Saturday, December 15, 2012

Pickpocket (1959)

It is hard to come up with anything bad to say about Bresson's Pickpocket. It is a marvellous film in several different ways, most of all, of course, because of Bresson's sense for cinematic purity - a purity in sounds, images and storytelling. Pickpocket is Bresson's love affair with Dostoyevsky. Young frantic man. The man starts a career as a pickpocket. Not for any particular reason. Yes he is poor, but there are other ways to make money. He makes theft an art, a form of dance. Together with another man, about whom he knows next to nothing, he swirls around people, gracefully digging their coats and handing over their belongings to his partner, as if in a strange dance. At the same time, we know his mother is ill. He doesn't want to see her, and instead he gets to talk to her neighbor.
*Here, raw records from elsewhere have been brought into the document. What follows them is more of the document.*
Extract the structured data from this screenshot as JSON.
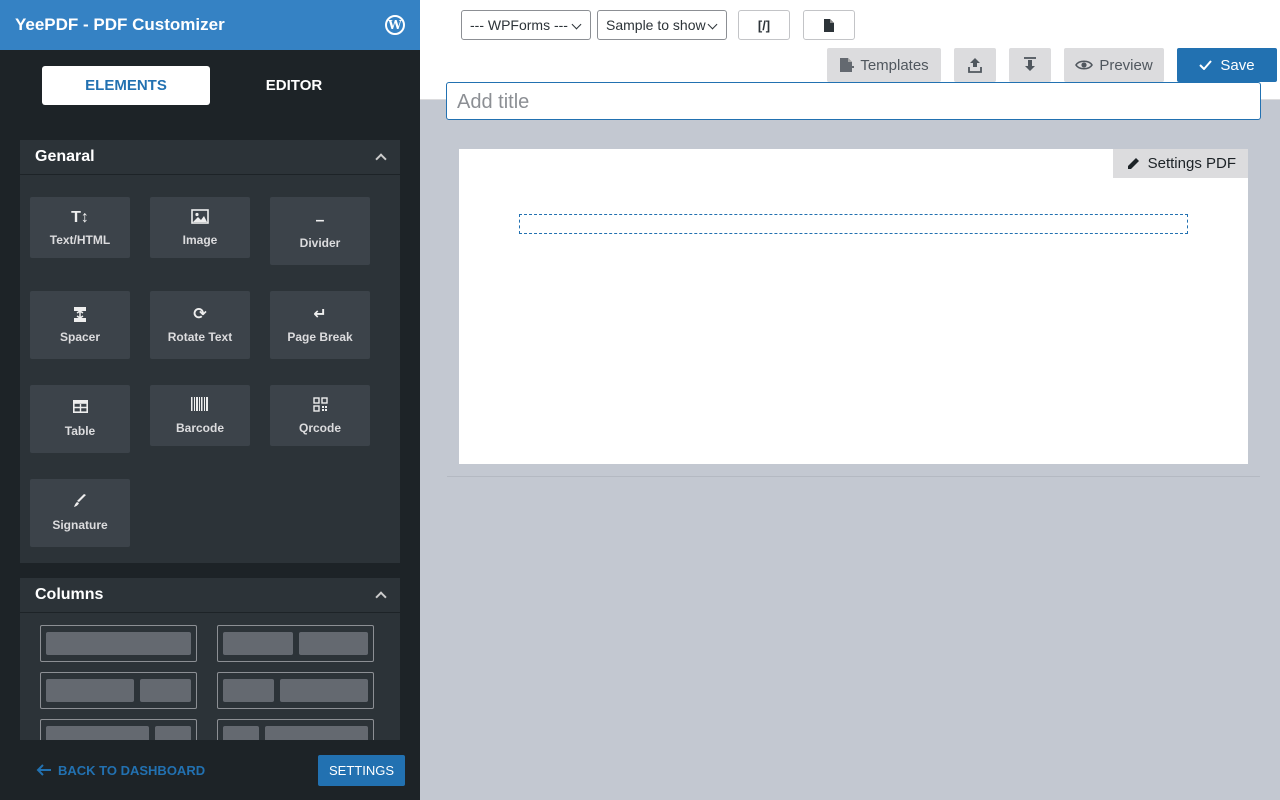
{
  "sidebar": {
    "title": "YeePDF - PDF Customizer",
    "tabs": [
      {
        "label": "ELEMENTS",
        "active": true
      },
      {
        "label": "EDITOR",
        "active": false
      }
    ],
    "general": {
      "heading": "Genaral",
      "items": [
        {
          "label": "Text/HTML",
          "icon": "text-html-icon"
        },
        {
          "label": "Image",
          "icon": "image-icon"
        },
        {
          "label": "Divider",
          "icon": "divider-icon"
        },
        {
          "label": "Spacer",
          "icon": "spacer-icon"
        },
        {
          "label": "Rotate Text",
          "icon": "rotate-icon"
        },
        {
          "label": "Page Break",
          "icon": "page-break-icon"
        },
        {
          "label": "Table",
          "icon": "table-icon"
        },
        {
          "label": "Barcode",
          "icon": "barcode-icon"
        },
        {
          "label": "Qrcode",
          "icon": "qrcode-icon"
        },
        {
          "label": "Signature",
          "icon": "signature-icon"
        }
      ]
    },
    "columns": {
      "heading": "Columns"
    },
    "footer": {
      "back_label": "BACK TO DASHBOARD",
      "settings_label": "SETTINGS"
    }
  },
  "toolbar": {
    "form_select": "--- WPForms ---",
    "sample_select": "Sample to show",
    "shortcode_label": "[/]",
    "templates_label": "Templates",
    "preview_label": "Preview",
    "save_label": "Save"
  },
  "editor": {
    "title_placeholder": "Add title",
    "settings_pdf_label": "Settings PDF"
  },
  "colors": {
    "accent": "#2271b1",
    "header": "#3582c4",
    "sidebar": "#1d2327",
    "workspace": "#c3c8d1"
  }
}
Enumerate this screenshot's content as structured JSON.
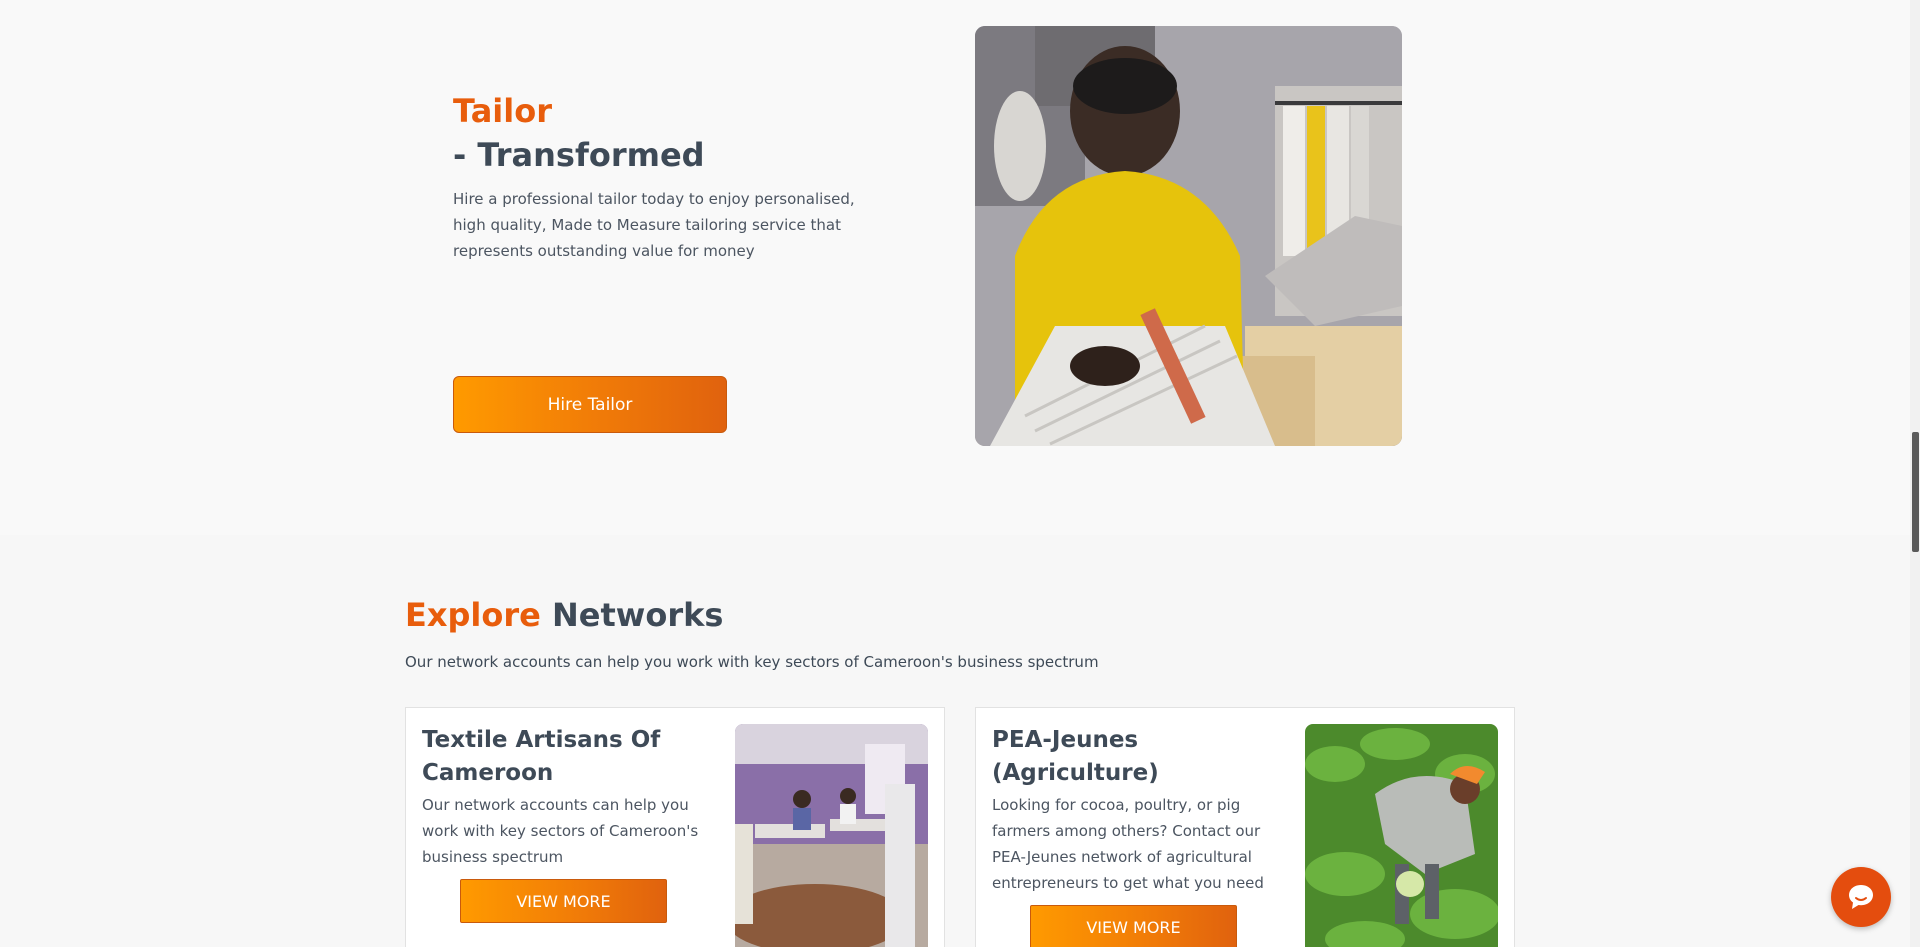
{
  "hero": {
    "title_accent": "Tailor",
    "title_main": "- Transformed",
    "description": "Hire a professional tailor today to enjoy personalised, high quality, Made to Measure tailoring service that represents outstanding value for money",
    "button_label": "Hire Tailor",
    "photo_icon": "tailor-photo"
  },
  "networks": {
    "title_accent": "Explore",
    "title_rest": "Networks",
    "subtitle": "Our network accounts can help you work with key sectors of Cameroon's business spectrum",
    "cards": [
      {
        "title": "Textile Artisans Of Cameroon",
        "description": "Our network accounts can help you work with key sectors of Cameroon's business spectrum",
        "button_label": "VIEW MORE"
      },
      {
        "title": "PEA-Jeunes (Agriculture)",
        "description": "Looking for cocoa, poultry, or pig farmers among others? Contact our PEA-Jeunes network of agricultural entrepreneurs to get what you need",
        "button_label": "VIEW MORE"
      }
    ]
  },
  "chat": {
    "icon": "chat-bubble-icon"
  },
  "colors": {
    "accent": "#e85d0c",
    "button_start": "#ff9a00",
    "button_end": "#e0620e",
    "heading": "#3e4a57"
  }
}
The pickpocket knows he is being scrutinizes by police officers. Defiantly, he offers himself for scrutiny. In one scene, we see him discussing about the justice of crime with a police inspector. In the end, he is caught, imprisoned - and there, the girl visits him in the jail, and something overwhelming happens.

- - A worse director would have made a terribly sentimental film about a young man who falls in love and finds moral redemption. Bresson is not that director. For him, every frame is important, every frame leads up to the very last, important one.Throughout the film, we gaze into the pickpocket's face. He seems to have only one expression. It is his movements that are expressive of the world - or lack of world - he inhabits; how he walks up the stairs, or how he drags his bed a few inches so as to acess his secret stash of money. Bresson lingers with every small twitch of the body, enhancing some of the surroundings by a quite stylized world of sounds: the sound of step, the creaking bed or the droning sounds of the city. In this way, the pickpocket's state is not reduced to a psychological set of situations. Bressons shows us much more, an existential predicament. I was surprised at how far the film's depiction of love as redemption strays from the common sexist image of the Woman who saves the lost soul, the Man, with her otherworldly goodness. Bresson's Jeanne is not like that. There is nothing otherworldly or saintly about her. She is an ordinary person who does nothing out of the ordinary - yet, something happens in that prison.

Pickpocket - a rigorous, direct and beautiful film. If you haven't seen it - you are in for something good.